We have these operators *,=,||,<<

Now look at the precedence table at

Precedence    Operator   operation                  associativity 
               --------   ---------                 ----------------
3                  *       Indirection (dereference)       R to L
7                  <<       Bitwise left shift             L to R
14                 ||       Logical OR                     L to R
16                 =       Direct assignment               R to L

So lets see what happens:

1) Indirection will be performed first. There are two of them. They associate Right to Left. That means Right one will be performed first. Its important to understand that there are two dereferencing operator here which will be considered differently later when encountering the = operator.

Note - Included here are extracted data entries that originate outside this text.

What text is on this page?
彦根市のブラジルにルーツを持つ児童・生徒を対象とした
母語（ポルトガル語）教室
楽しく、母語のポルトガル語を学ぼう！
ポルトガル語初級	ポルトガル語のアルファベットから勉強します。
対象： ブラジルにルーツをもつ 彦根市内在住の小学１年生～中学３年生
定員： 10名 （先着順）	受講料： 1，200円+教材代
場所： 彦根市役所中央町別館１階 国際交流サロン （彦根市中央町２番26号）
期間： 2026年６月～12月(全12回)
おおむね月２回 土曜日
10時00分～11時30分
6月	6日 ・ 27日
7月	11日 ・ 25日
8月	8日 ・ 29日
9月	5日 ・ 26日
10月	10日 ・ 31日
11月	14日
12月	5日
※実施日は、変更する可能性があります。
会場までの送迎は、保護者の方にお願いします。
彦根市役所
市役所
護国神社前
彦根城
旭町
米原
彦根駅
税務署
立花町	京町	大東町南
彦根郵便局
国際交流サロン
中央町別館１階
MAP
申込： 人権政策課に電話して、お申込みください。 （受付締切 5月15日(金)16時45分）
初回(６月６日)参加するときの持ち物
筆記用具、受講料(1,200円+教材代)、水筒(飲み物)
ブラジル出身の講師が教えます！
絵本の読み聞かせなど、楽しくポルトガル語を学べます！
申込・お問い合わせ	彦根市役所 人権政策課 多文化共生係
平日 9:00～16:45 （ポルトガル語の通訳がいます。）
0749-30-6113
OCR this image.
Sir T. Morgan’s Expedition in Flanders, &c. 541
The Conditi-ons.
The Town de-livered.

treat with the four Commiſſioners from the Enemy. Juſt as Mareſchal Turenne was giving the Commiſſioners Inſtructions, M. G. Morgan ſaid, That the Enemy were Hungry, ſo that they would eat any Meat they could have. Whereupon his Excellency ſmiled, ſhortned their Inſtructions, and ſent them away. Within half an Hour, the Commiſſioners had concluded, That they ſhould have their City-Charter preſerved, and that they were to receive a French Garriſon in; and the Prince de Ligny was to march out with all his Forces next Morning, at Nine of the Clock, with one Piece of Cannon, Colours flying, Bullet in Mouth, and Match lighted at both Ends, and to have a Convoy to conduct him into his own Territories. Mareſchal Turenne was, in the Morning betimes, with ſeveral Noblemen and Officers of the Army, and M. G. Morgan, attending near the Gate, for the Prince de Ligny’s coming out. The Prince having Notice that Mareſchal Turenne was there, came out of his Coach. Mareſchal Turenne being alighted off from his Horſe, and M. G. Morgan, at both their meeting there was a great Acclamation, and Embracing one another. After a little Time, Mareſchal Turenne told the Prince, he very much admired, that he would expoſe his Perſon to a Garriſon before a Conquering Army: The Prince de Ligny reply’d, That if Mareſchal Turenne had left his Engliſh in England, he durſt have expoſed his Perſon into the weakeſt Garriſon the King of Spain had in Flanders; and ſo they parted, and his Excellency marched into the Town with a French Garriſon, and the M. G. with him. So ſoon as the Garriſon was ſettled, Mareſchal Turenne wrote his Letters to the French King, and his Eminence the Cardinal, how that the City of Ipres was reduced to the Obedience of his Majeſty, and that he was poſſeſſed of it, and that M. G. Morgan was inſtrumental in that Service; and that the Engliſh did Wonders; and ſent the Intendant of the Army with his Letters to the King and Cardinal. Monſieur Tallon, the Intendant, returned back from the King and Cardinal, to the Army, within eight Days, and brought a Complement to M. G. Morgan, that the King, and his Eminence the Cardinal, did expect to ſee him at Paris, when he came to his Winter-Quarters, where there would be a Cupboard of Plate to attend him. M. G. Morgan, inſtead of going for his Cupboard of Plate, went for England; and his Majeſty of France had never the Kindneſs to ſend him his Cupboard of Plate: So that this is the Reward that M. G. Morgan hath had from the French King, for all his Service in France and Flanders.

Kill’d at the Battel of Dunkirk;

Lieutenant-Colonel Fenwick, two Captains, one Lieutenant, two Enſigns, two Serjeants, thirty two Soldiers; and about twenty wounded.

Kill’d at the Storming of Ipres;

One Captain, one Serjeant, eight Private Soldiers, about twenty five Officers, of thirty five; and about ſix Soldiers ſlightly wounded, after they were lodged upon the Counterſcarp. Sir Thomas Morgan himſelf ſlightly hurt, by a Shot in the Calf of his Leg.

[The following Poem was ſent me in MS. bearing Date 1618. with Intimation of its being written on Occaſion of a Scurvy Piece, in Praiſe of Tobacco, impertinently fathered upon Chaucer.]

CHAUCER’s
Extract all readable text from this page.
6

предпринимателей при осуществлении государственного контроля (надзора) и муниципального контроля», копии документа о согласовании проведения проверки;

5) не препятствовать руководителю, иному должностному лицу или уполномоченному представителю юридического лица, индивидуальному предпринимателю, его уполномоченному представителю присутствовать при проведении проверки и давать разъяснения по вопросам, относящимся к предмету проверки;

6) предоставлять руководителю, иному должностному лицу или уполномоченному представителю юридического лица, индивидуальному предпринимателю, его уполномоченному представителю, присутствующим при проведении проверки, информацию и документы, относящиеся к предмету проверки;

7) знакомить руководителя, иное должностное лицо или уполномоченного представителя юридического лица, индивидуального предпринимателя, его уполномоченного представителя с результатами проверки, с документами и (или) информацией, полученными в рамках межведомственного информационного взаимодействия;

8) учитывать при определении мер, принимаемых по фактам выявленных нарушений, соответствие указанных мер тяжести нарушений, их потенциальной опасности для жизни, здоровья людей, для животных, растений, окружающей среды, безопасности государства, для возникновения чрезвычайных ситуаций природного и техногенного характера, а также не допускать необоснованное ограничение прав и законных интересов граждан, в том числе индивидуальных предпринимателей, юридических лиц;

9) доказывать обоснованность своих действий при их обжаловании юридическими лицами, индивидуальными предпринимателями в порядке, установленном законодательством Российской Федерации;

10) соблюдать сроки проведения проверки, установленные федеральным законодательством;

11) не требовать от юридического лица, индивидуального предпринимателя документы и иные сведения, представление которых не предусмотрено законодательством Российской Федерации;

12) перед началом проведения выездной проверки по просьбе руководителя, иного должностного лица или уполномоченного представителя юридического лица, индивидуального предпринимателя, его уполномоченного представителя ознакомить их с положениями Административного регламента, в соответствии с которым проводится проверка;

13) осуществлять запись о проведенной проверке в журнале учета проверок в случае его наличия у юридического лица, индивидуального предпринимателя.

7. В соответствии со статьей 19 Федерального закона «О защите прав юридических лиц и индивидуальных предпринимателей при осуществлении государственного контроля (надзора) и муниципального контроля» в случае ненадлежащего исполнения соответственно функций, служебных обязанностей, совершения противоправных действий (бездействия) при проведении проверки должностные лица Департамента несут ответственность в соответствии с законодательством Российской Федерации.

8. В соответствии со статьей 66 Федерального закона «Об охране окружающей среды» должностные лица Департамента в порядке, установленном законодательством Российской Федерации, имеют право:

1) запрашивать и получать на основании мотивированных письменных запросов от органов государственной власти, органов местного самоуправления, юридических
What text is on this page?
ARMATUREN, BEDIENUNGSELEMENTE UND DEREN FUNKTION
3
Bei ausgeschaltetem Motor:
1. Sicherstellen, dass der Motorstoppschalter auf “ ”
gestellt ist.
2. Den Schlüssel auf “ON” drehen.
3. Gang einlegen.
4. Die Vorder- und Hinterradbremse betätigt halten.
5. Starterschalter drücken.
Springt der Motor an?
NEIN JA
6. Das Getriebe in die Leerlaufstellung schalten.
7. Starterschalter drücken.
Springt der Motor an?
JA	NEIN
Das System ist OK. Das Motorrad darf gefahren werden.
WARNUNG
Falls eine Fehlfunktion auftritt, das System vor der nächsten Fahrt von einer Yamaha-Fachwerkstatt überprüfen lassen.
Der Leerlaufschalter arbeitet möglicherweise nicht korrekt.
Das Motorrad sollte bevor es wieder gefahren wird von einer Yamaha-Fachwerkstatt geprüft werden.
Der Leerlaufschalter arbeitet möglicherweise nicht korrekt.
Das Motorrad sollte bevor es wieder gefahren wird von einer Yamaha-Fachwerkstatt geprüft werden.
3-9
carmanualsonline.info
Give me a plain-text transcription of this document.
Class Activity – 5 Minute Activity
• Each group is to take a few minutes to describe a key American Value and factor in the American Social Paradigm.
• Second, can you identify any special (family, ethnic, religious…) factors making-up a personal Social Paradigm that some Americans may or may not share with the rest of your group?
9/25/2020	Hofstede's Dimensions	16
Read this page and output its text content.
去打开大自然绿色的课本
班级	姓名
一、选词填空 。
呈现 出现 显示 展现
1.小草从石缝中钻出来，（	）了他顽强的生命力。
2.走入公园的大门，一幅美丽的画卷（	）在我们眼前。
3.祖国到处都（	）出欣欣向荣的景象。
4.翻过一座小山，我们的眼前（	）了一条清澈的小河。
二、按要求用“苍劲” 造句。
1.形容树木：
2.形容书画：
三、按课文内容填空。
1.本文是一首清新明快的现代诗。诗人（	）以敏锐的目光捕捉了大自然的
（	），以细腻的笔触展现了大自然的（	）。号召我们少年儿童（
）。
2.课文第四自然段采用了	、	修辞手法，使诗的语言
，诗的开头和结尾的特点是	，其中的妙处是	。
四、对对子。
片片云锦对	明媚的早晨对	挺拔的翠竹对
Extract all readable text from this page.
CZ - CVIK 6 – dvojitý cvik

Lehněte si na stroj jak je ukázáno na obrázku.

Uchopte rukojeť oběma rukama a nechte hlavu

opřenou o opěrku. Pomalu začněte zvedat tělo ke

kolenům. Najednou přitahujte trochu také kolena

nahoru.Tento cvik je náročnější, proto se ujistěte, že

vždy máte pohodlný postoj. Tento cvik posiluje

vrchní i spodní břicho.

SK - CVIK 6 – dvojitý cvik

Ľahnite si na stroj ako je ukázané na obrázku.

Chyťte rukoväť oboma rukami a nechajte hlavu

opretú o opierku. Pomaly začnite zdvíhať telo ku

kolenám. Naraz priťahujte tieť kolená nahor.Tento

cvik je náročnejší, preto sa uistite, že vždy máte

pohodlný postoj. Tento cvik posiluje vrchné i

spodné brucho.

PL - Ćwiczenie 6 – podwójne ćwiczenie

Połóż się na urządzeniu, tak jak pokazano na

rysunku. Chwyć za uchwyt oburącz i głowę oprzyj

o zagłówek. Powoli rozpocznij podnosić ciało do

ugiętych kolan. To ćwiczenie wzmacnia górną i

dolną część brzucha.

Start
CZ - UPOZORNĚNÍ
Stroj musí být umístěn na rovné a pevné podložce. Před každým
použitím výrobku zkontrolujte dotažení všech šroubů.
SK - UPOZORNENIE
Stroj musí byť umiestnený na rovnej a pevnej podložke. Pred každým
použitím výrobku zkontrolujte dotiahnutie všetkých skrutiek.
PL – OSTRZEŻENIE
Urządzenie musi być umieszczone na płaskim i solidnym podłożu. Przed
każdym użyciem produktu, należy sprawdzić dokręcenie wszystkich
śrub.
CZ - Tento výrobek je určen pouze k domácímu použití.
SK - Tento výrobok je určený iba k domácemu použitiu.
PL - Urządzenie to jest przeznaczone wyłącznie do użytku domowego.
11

2) A bit wise left shift will performed on 1. 3) A logical OR will be performed with *A and the result of bitwise shift. it may evaluate zero or non zero. 4) This zero/nonzero value will be assigned to *A. Here *A can be treated as lvalue in a context of = operator. If you leave this consideration it will lead to ambiguity. Because we often think of dereferencing operation like *A as an rvalue or an value to be used. Actually its a valid lvalue which will be converted implicitly to a rvalue (This is when a value which is stored at address pointed by A is returned). Otherwise *A is simply a container in memory which is open to values.

So the thing is your expression is undefined and does not make any sense why you are putting a logical value into *A. It will make more sense if you use binary or instead of logical.

Lets do that:

We have a new entry in our precedence table

Precedence OP   OPeration        Associativity 
12         |    Bitwise OR          L to R

Only change will occur in step 3 when a bitwise OR will be performed.

Lets have an example

lets say elem = 3. A is pointing to the array {1,2,3,3,4}

1) '*A's will be performed. It will just calculate the "Offsets" needed to do load or store instructions of the processor.

2)we will get a constant bit pattern : 1 << 3 = 1000 3)now for | we need rvalues as both operands. So now a load instruction will be performed to fetch the value stored in the memory. Say its 2. So we will get 0010 | 1000 = 1010 4)A store instruction will be performed to put this bit pattern into the memory so the array will look like {1,A,3,3,4}

Explanation for too much verbosity: I think this can help if future users who will try to find how to dissect a complicated expression by language rules.